Ketika garing moving average memperlihatkan kenaikan, maka artinya pasar sedang mengalami bullish atau uptrend. Sebaliknya garis yang menuju ke bawah memperlihatkan kondisi bearish atau downtrend yang terjadi di pasaran. Indikator MA ini juga bisa digunakan untuk menganalisa level dinamis dan support pada pasar.
2. Parabolic SAR
Jenis indikator teknikal lainnya adalah Parabolic Stop And Reverse atau SAR. SAR ini juga merupakan indikator trend dengan peranan yang sangat besar di dalam dunia trading. Indikator satu ini berfungsi untuk memperlihatkan potensi perubahan harga terbalik atau reversal.
Ketika titik Stop kamu Reverse muncul pada bagian bawah candlestick, artinya kondisi aktual di pasar memang sedang mengalami uptrend. Sebaliknya jika titik indikator SAR berada di atas candlestick, artinya pasar aktual sedang berada pada posisi downtrend.
3. Bollinger Bands
Bollinger Bands adalah jenis indikator teknikal yang terdiri dari upper, middle dan lower band. Indikator satu ini dijadikan salh satu tolak ukur kejenuhan pasar. Ketika harga sebuah produk menemui titik upper brand, artinya harga sudah mencapai titik jenuh atau overbought.
Sebaliknya jika harga sudah mencapai titik lower band, artinya kondisi pasar sudah mengalami jenuh jual atau biasa dikenal dengan istilah oversold. Ketika pasar mengalami kejenuhan seperti ini, biasanya harga akan segera berbalik arah.

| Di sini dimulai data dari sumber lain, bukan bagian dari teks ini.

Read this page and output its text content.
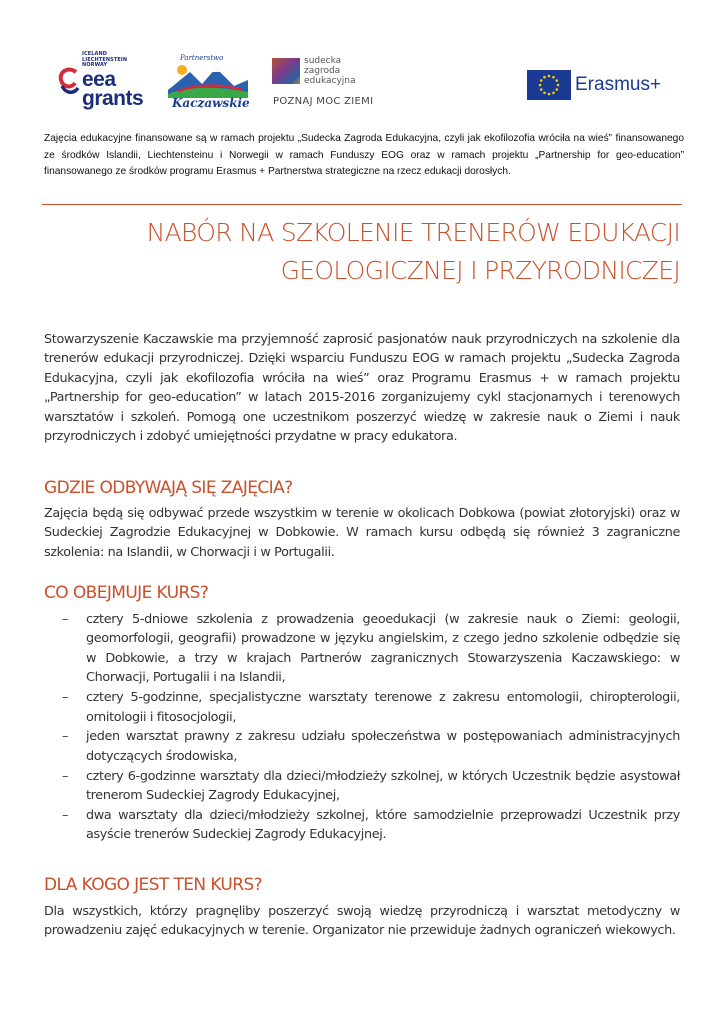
ICELAND
LIECHTENSTEIN
NORWAY
eea
grants
Partnerstwo
Kaczawskie
sudecka
zagroda
edukacyjna
POZNAJ MOC ZIEMI
Erasmus+
Zajęcia edukacyjne finansowane są w ramach projektu „Sudecka Zagroda Edukacyjna, czyli jak ekofilozofia wróciła na wieś” finansowanego ze środków Islandii, Liechtensteinu i Norwegii w ramach Funduszy EOG oraz w ramach projektu „Partnership for geo-education” finansowanego ze środków programu Erasmus + Partnerstwa strategiczne na rzecz edukacji dorosłych.
NABÓR NA SZKOLENIE TRENERÓW EDUKACJI
GEOLOGICZNEJ I PRZYRODNICZEJ
Stowarzyszenie Kaczawskie ma przyjemność zaprosić pasjonatów nauk przyrodniczych na szkolenie dla trenerów edukacji przyrodniczej. Dzięki wsparciu Funduszu EOG w ramach projektu „Sudecka Zagroda Edukacyjna, czyli jak ekofilozofia wróciła na wieś” oraz Programu Erasmus + w ramach projektu „Partnership for geo-education” w latach 2015-2016 zorganizujemy cykl stacjonarnych i terenowych warsztatów i szkoleń. Pomogą one uczestnikom poszerzyć wiedzę w zakresie nauk o Ziemi i nauk przyrodniczych i zdobyć umiejętności przydatne w pracy edukatora.
GDZIE ODBYWAJĄ SIĘ ZAJĘCIA?
Zajęcia będą się odbywać przede wszystkim w terenie w okolicach Dobkowa (powiat złotoryjski) oraz w Sudeckiej Zagrodzie Edukacyjnej w Dobkowie. W ramach kursu odbędą się również 3 zagraniczne szkolenia: na Islandii, w Chorwacji i w Portugalii.
CO OBEJMUJE KURS?
– cztery 5-dniowe szkolenia z prowadzenia geoedukacji (w zakresie nauk o Ziemi: geologii, geomorfologii, geografii) prowadzone w języku angielskim, z czego jedno szkolenie odbędzie się w Dobkowie, a trzy w krajach Partnerów zagranicznych Stowarzyszenia Kaczawskiego: w Chorwacji, Portugalii i na Islandii,
– cztery 5-godzinne, specjalistyczne warsztaty terenowe z zakresu entomologii, chiropterologii, ornitologii i fitosocjologii,
– jeden warsztat prawny z zakresu udziału społeczeństwa w postępowaniach administracyjnych dotyczących środowiska,
– cztery 6-godzinne warsztaty dla dzieci/młodzieży szkolnej, w których Uczestnik będzie asystował trenerom Sudeckiej Zagrody Edukacyjnej,
– dwa warsztaty dla dzieci/młodzieży szkolnej, które samodzielnie przeprowadzi Uczestnik przy asyście trenerów Sudeckiej Zagrody Edukacyjnej.
DLA KOGO JEST TEN KURS?
Dla wszystkich, którzy pragnęliby poszerzyć swoją wiedzę przyrodniczą i warsztat metodyczny w prowadzeniu zajęć edukacyjnych w terenie. Organizator nie przewiduje żadnych ograniczeń wiekowych.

4. Average Directional Movement Index
Jenis indikator teknikal selanjutnya adalah Average Directional Movement Index atau biasa disebut ADX. Indikator satu ini berfungsi untuk melihat kekuatan tren di pasaran. Kenaikan garis ADX memperlihatkan penguatan tren, sedangkan garis menurun memperlihatkan kondisi sebaliknya.
5. Fibonacci Retracement
Jenis selanjutnya adalah Fibonacci Retracement. Fungsi dari Indikator satu ini adalah untuk melihat tingkat resistance dan support pada sebuah pasar. Indikator satu ini juga sering digunakan sebagai titik awal pembukaan posisi oleh para trader.
Penting sekali bagi kamu untuk memahami berbagai jenis indikator di atas sebelum terjun ke dalam dunia trading. Memahami kelima jenis indikator teknikal di atas akan membantu kamu untuk meraih profit yang maksimal.